Egotism is the drive to maintain and enhance favorable views of oneself, and generally features an inflated opinion of one’s personal features and importance — intellectual, physical, social and other.

The egotist has an overwhelming sense of the centrality of the ‘Me’: of their personal qualities. Egotism means placing oneself at the core of one’s world with no concern for others, including those loved or considered as “close,” in any other terms except those set by the egotist.

Characteristics

Egotism is closely related to “loving one’s self” or narcissism – indeed some would say “by egotism we may envisage a kind of socialized narcissism”. Egotists have a strong tendency to talk about themselves in a self-promoting fashion, and they may well be arrogant and boastful with a grandiose sense of their own importance. Their inability to recognise the accomplishments of others leaves them profoundly self-promoting; while sensitivity to criticism may lead on the egotist’s part to narcissistic rage at a sense of insult.
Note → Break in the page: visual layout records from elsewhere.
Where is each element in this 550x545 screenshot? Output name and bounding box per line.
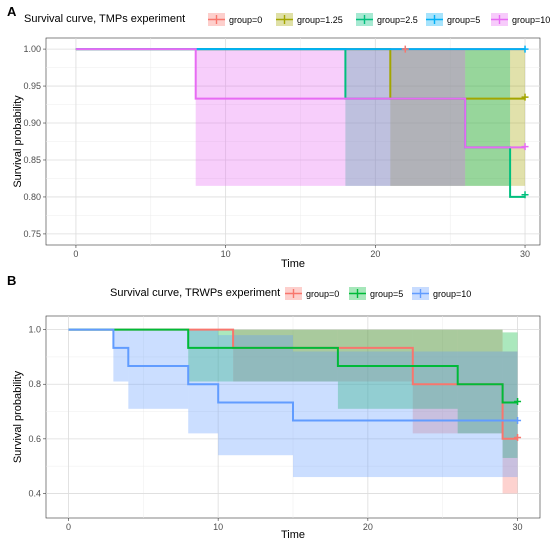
legend-key [349, 287, 366, 300]
panel-a-chart: Survival curve, TMPs experiment group=0 gr… [12, 13, 550, 270]
legend-label: group=5 [370, 289, 403, 299]
legend-key [285, 287, 302, 300]
censor-mark [521, 93, 529, 101]
legend-label: group=0 [306, 289, 339, 299]
legend-title: Survival curve, TRWPs experiment [110, 287, 280, 299]
y-tick-label: 0.85 [23, 155, 41, 165]
x-axis-title: Time [281, 529, 305, 541]
censor-mark [521, 191, 529, 199]
confidence-band [113, 329, 129, 382]
x-tick-label: 10 [221, 249, 231, 259]
confidence-band [233, 329, 293, 382]
confidence-band [457, 329, 503, 434]
y-tick-label: 0.90 [23, 118, 41, 128]
confidence-band [188, 329, 234, 382]
panel-a-letter: A [7, 4, 17, 19]
legend-key [276, 13, 293, 26]
censor-mark [514, 397, 522, 405]
confidence-band [390, 49, 526, 186]
confidence-band [293, 329, 338, 382]
censor-mark [521, 45, 529, 53]
confidence-band [502, 332, 518, 458]
y-tick-label: 0.6 [28, 434, 41, 444]
y-tick-label: 0.95 [23, 81, 41, 91]
legend-label: group=1.25 [297, 15, 343, 25]
legend-label: group=10 [512, 15, 550, 25]
censor-mark [514, 417, 522, 425]
confidence-band [293, 351, 518, 478]
y-tick-label: 0.80 [23, 192, 41, 202]
panel-b-letter: B [7, 273, 16, 288]
legend-title: Survival curve, TMPs experiment [24, 13, 185, 25]
censor-mark [401, 45, 409, 53]
y-tick-label: 1.00 [23, 44, 41, 54]
y-tick-label: 1.0 [28, 325, 41, 335]
legend-label: group=10 [433, 289, 471, 299]
legend-key [356, 13, 373, 26]
x-axis-title: Time [281, 258, 305, 270]
x-tick-label: 30 [513, 522, 523, 532]
x-tick-label: 10 [213, 522, 223, 532]
x-tick-label: 0 [73, 249, 78, 259]
confidence-band [293, 329, 413, 382]
confidence-band [233, 329, 293, 382]
confidence-band [502, 351, 518, 494]
y-axis-title: Survival probability [12, 95, 24, 188]
survival-step-line [68, 328, 518, 422]
x-tick-label: 30 [520, 249, 530, 259]
confidence-band [218, 335, 293, 456]
confidence-band [345, 49, 466, 186]
survival-step-line [68, 328, 518, 404]
confidence-band [188, 329, 219, 434]
x-tick-label: 20 [363, 522, 373, 532]
panel-b-chart: Survival curve, TRWPs experiment group=0 g… [12, 287, 541, 541]
confidence-band [128, 329, 189, 409]
x-tick-label: 20 [370, 249, 380, 259]
y-axis-title: Survival probability [12, 370, 24, 463]
survival-step-line [75, 48, 525, 149]
legend-key [426, 13, 443, 26]
y-tick-label: 0.8 [28, 379, 41, 389]
censor-mark [521, 143, 529, 151]
y-tick-label: 0.75 [23, 229, 41, 239]
y-tick-label: 0.4 [28, 488, 41, 498]
legend-key [412, 287, 429, 300]
legend-key [491, 13, 508, 26]
legend-label: group=2.5 [377, 15, 418, 25]
censor-mark [514, 433, 522, 441]
legend-key [208, 13, 225, 26]
confidence-band [465, 49, 511, 186]
x-tick-label: 0 [66, 522, 71, 532]
legend-label: group=5 [447, 15, 480, 25]
confidence-band [337, 329, 458, 409]
legend-label: group=0 [229, 15, 262, 25]
confidence-band [195, 49, 466, 186]
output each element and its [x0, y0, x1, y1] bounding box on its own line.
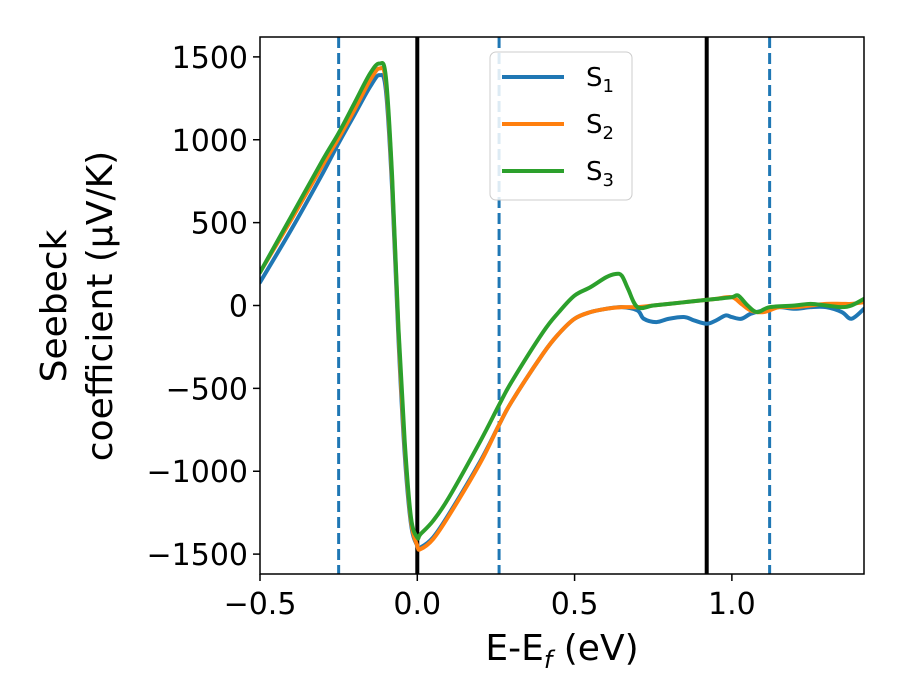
legend-label-s1: S1: [586, 63, 614, 97]
x-axis-title: E-Ef (eV): [485, 628, 638, 674]
y-tick-label: 1000: [172, 124, 248, 159]
y-tick-label: −1500: [147, 538, 248, 573]
y-axis-title-line2: coefficient (μV/K): [80, 151, 121, 461]
y-tick-label: −1000: [147, 455, 248, 490]
legend-label-s3: S3: [586, 157, 614, 191]
x-tick-label: −0.5: [224, 587, 297, 622]
y-tick-label: 0: [229, 290, 248, 325]
series-line-s3: [260, 61, 864, 541]
x-tick-label: 0.5: [551, 587, 599, 622]
y-axis-ticks: 1500 1000 500 0 −500 −1000 −1500: [147, 41, 260, 573]
y-tick-label: 1500: [172, 41, 248, 76]
x-tick-label: 0.0: [393, 587, 441, 622]
y-tick-label: −500: [166, 372, 248, 407]
y-axis-title-line1: Seebeck: [34, 229, 75, 382]
legend: S1 S2 S3: [489, 51, 633, 201]
series-lines: [260, 61, 864, 552]
x-axis-ticks: −0.5 0.0 0.5 1.0: [224, 574, 756, 622]
legend-label-s2: S2: [586, 110, 614, 144]
y-tick-label: 500: [191, 207, 248, 242]
x-tick-label: 1.0: [708, 587, 756, 622]
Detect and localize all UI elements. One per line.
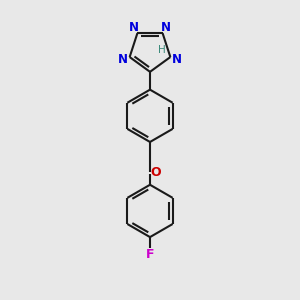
Text: N: N [161, 21, 171, 34]
Text: N: N [129, 21, 139, 34]
Text: F: F [146, 248, 154, 261]
Text: N: N [172, 53, 182, 66]
Text: N: N [118, 53, 128, 66]
Text: H: H [158, 45, 166, 55]
Text: O: O [151, 166, 161, 179]
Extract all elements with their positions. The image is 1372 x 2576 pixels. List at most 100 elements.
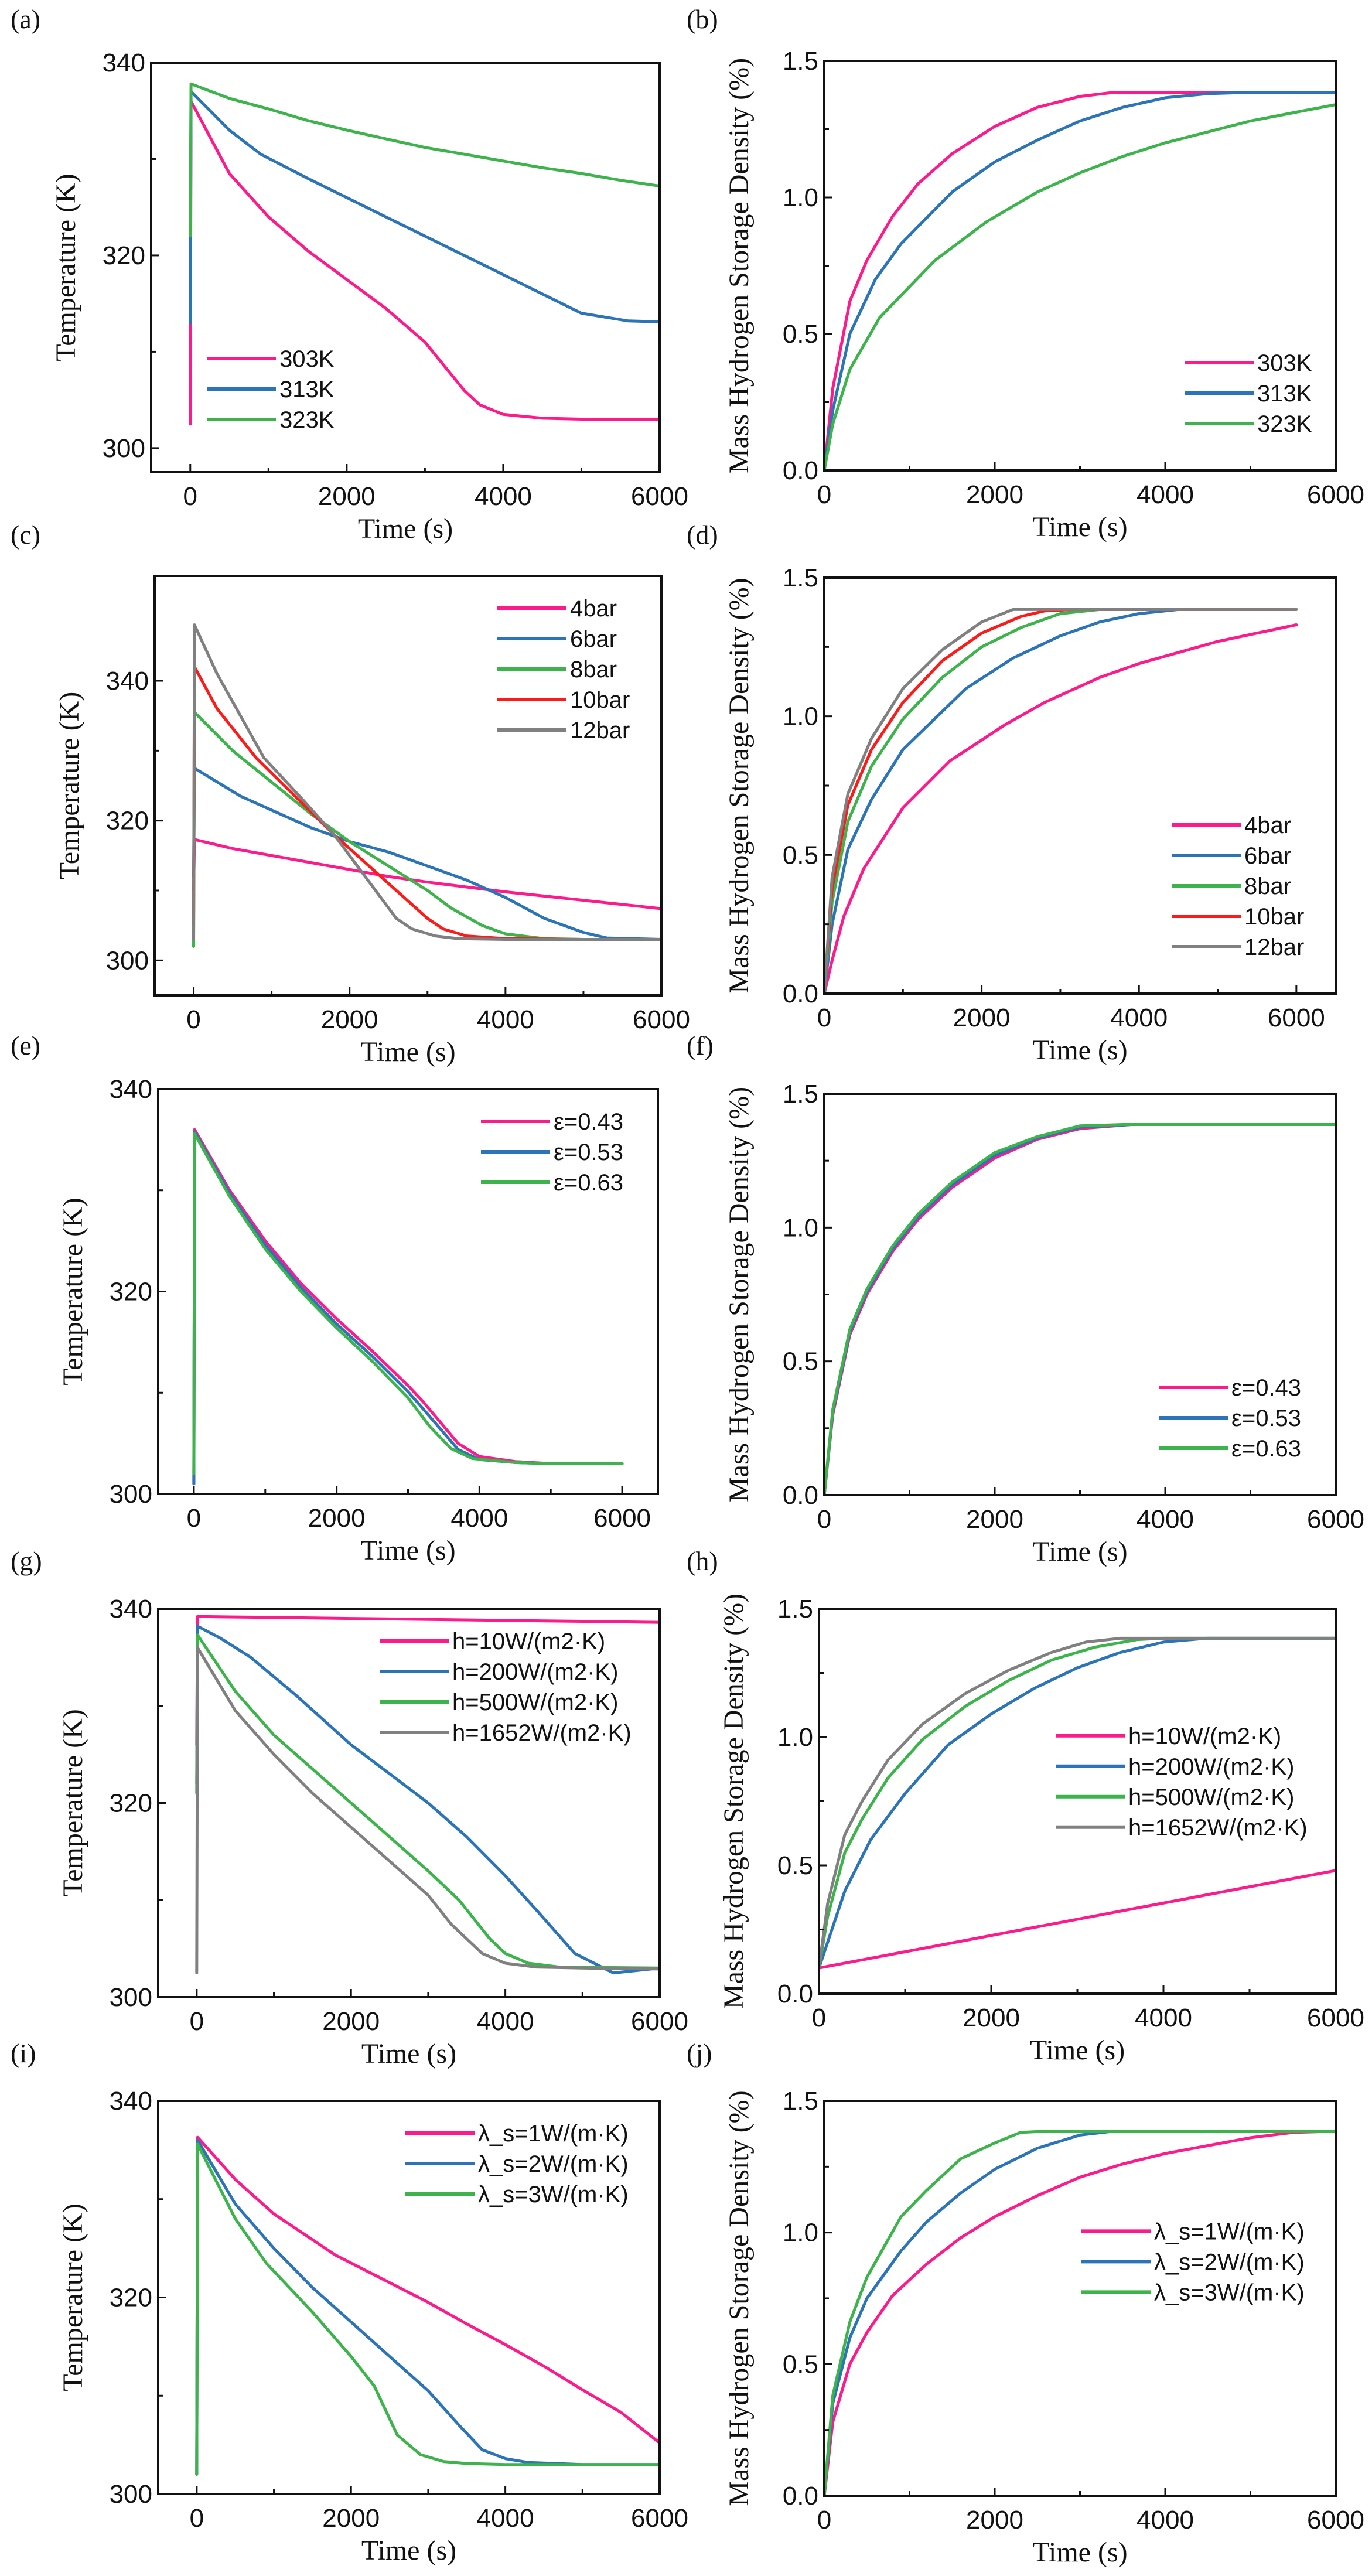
series-group	[824, 608, 1298, 994]
legend-label: λ_s=3W/(m·K)	[478, 2182, 629, 2207]
y-axis-title: Temperature (K)	[50, 173, 81, 361]
y-tick-label: 0.5	[783, 841, 818, 869]
series-line-2	[192, 766, 661, 941]
series-line-4	[824, 608, 1298, 994]
y-tick-label: 300	[110, 2480, 152, 2509]
x-tick-label: 0	[817, 2506, 831, 2534]
x-tick-label: 6000	[1268, 1004, 1325, 1032]
series-line-3	[195, 1633, 660, 1970]
x-tick-label: 6000	[593, 1504, 651, 1533]
series-line-3	[195, 2142, 660, 2476]
y-axis-title: Temperature (K)	[57, 1197, 88, 1385]
x-tick-label: 2000	[963, 2004, 1020, 2032]
x-tick-label: 2000	[322, 2007, 380, 2036]
x-tick-label: 0	[190, 2504, 204, 2533]
y-tick-label: 0.5	[777, 1851, 813, 1880]
x-tick-label: 2000	[966, 2506, 1023, 2534]
series-line-1	[189, 100, 660, 426]
legend-label: 8bar	[1244, 874, 1291, 899]
x-axis-title: Time (s)	[361, 2038, 456, 2069]
y-axis-title: Temperature (K)	[54, 692, 85, 879]
legend-label: 4bar	[570, 596, 617, 622]
x-tick-label: 0	[190, 2007, 204, 2036]
plot-frame	[150, 62, 661, 473]
x-tick-label: 2000	[966, 1505, 1023, 1534]
x-tick-label: 4000	[1110, 1004, 1168, 1032]
panel-label: (i)	[11, 2038, 36, 2068]
legend-label: h=10W/(m2·K)	[1128, 1724, 1281, 1749]
y-tick-label: 1.0	[783, 183, 818, 212]
y-tick-label: 1.0	[783, 2219, 818, 2247]
legend-label: λ_s=2W/(m·K)	[478, 2151, 629, 2177]
panel-label: (c)	[11, 520, 40, 550]
y-tick-label: 340	[106, 667, 149, 695]
x-tick-label: 6000	[631, 2504, 688, 2533]
legend: 303K 313K 323K	[1185, 350, 1312, 437]
series-line-1	[195, 1615, 660, 1746]
y-tick-label: 0.0	[783, 456, 818, 485]
legend-label: 8bar	[570, 657, 617, 683]
y-tick-label: 320	[110, 1789, 152, 1818]
y-tick-label: 300	[106, 946, 149, 975]
series-line-3	[824, 2130, 1336, 2496]
panel-g: (g) 0 2000 4000 6000 300 320 340 Time (s) Tempera…	[11, 1546, 688, 2069]
legend-label: λ_s=1W/(m·K)	[478, 2121, 629, 2147]
plot-frame	[823, 576, 1337, 995]
y-tick-label: 0.0	[783, 1481, 818, 1510]
x-axis-title: Time (s)	[1032, 2537, 1127, 2568]
y-tick-label: 1.0	[783, 1213, 818, 1242]
legend-label: 10bar	[1244, 904, 1304, 930]
series-line-1	[192, 838, 661, 910]
series-group	[824, 1123, 1336, 1495]
x-tick-label: 0	[186, 1005, 200, 1034]
x-axis-title: Time (s)	[1030, 2035, 1125, 2066]
legend-label: 6bar	[1244, 843, 1291, 869]
x-axis-title: Time (s)	[361, 2535, 456, 2566]
x-tick-label: 2000	[953, 1004, 1011, 1032]
legend-label: λ_s=1W/(m·K)	[1154, 2219, 1305, 2244]
series-line-2	[824, 608, 1298, 994]
series-line-2	[824, 91, 1336, 470]
series-line-5	[824, 608, 1298, 994]
x-tick-label: 2000	[318, 482, 376, 511]
x-tick-label: 0	[817, 1004, 831, 1032]
series-group	[824, 91, 1336, 470]
legend-label: ε=0.53	[554, 1139, 623, 1165]
legend-label: h=10W/(m2·K)	[452, 1629, 605, 1654]
series-line-1	[819, 1869, 1336, 1970]
y-tick-label: 0.0	[783, 2482, 818, 2510]
y-tick-label: 320	[110, 2284, 152, 2312]
legend-label: λ_s=3W/(m·K)	[1154, 2280, 1305, 2305]
x-tick-label: 6000	[1307, 480, 1364, 509]
legend: λ_s=1W/(m·K) λ_s=2W/(m·K) λ_s=3W/(m·K)	[1081, 2219, 1305, 2305]
panel-i: (i) 0 2000 4000 6000 300 320 340 Time (s) Tempera…	[11, 2038, 688, 2566]
x-tick-label: 2000	[321, 1005, 378, 1034]
x-tick-label: 6000	[1307, 1505, 1364, 1534]
x-tick-label: 6000	[1307, 2004, 1364, 2032]
series-line-1	[824, 623, 1298, 994]
y-tick-label: 0.5	[783, 320, 818, 349]
y-tick-label: 0.5	[783, 2350, 818, 2379]
y-tick-label: 0.5	[783, 1347, 818, 1376]
legend-label: h=1652W/(m2·K)	[452, 1720, 632, 1746]
legend-label: ε=0.53	[1231, 1405, 1301, 1431]
legend-label: 6bar	[570, 626, 617, 652]
legend-label: 313K	[1257, 381, 1312, 407]
series-line-2	[824, 2130, 1336, 2496]
plot-frame	[823, 1093, 1337, 1496]
panel-f: (f) 0 2000 4000 6000 0.0 0.5 1.0 1.5 Time (s) Mass…	[687, 1031, 1364, 1567]
x-tick-label: 0	[187, 1504, 201, 1533]
series-line-4	[195, 1646, 660, 1975]
x-tick-label: 4000	[1135, 2004, 1192, 2032]
panel-a: (a) 0 2000 4000 6000 300 320 340 Time (s) Tempera…	[11, 4, 688, 544]
legend: λ_s=1W/(m·K) λ_s=2W/(m·K) λ_s=3W/(m·K)	[405, 2121, 629, 2207]
x-tick-label: 4000	[1136, 2506, 1194, 2534]
legend-label: ε=0.43	[554, 1109, 623, 1135]
y-tick-label: 1.5	[783, 2087, 818, 2116]
y-tick-label: 300	[103, 434, 145, 463]
y-tick-label: 1.5	[783, 47, 818, 76]
legend-label: 323K	[279, 407, 335, 433]
y-tick-label: 340	[103, 49, 145, 77]
legend: 4bar 6bar 8bar 10bar 12bar	[497, 596, 630, 743]
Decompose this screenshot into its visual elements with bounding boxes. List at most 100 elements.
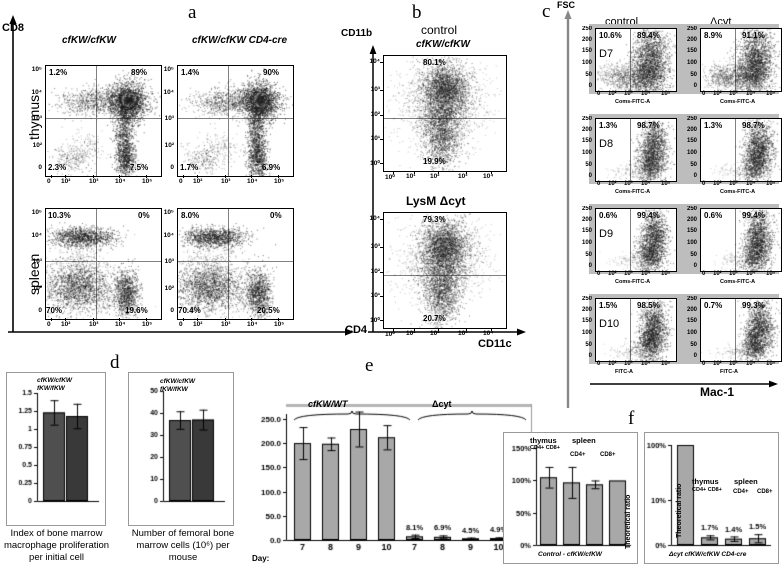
y-tick-label: 250 bbox=[581, 296, 592, 302]
chart-panel-e: cfKW/WT Δcyt Day: bbox=[252, 398, 534, 570]
x-tick-label: 10³ bbox=[729, 181, 738, 187]
x-tick-label: 10⁴ bbox=[115, 178, 126, 185]
x-tick-label: 10⁴ bbox=[641, 91, 651, 97]
plot-cd11b-dcyt bbox=[383, 212, 507, 329]
y-tick-label: 10⁴ bbox=[31, 89, 42, 96]
y-tick-label: 200 bbox=[686, 307, 697, 313]
x-tick-label: 10² bbox=[61, 178, 71, 185]
y-tick-mark bbox=[380, 139, 383, 140]
x-tick-label: 0 bbox=[179, 178, 183, 185]
x-tick-mark bbox=[119, 175, 120, 178]
scatter-canvas bbox=[46, 66, 161, 176]
gate-left-d8-dcyt: 1.3% bbox=[704, 121, 723, 130]
x-tick-label: 10⁴ bbox=[247, 321, 258, 328]
bar-canvas bbox=[645, 433, 778, 563]
chart-panel-d-right: cfKW/cfKW fKW/fKW bbox=[128, 372, 234, 526]
x-tick-mark bbox=[225, 175, 226, 178]
y-tick-mark bbox=[380, 296, 383, 297]
y-tick-label: 150 bbox=[686, 138, 697, 144]
quad-ul-spleen-cd4cre: 8.0% bbox=[181, 211, 200, 220]
gate-right-d7-control: 89.4% bbox=[637, 31, 660, 40]
day-label-d8: D8 bbox=[599, 138, 614, 150]
y-tick-label: 0 bbox=[693, 173, 697, 179]
y-tick-label: 150 bbox=[581, 318, 592, 324]
y-tick-label: 100 bbox=[686, 60, 697, 66]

Looked at differently, the conceit of egotism describes a person who acts to gain values in an amount excessively greater than that which he or she gives to others. Egotism may be fulfilled by exploiting the sympathy, irrationality or ignorance of others, as well as utilizing coercive force and/or fraud.

Egotism differs from both altruism – or acting to gain fewer values than are being given– and from egoism, the unremitting pursuit of one’s own self-interest. Various forms of “empirical egoism” can be consistent with egotism, but do not necessitate having an inflated sense of self.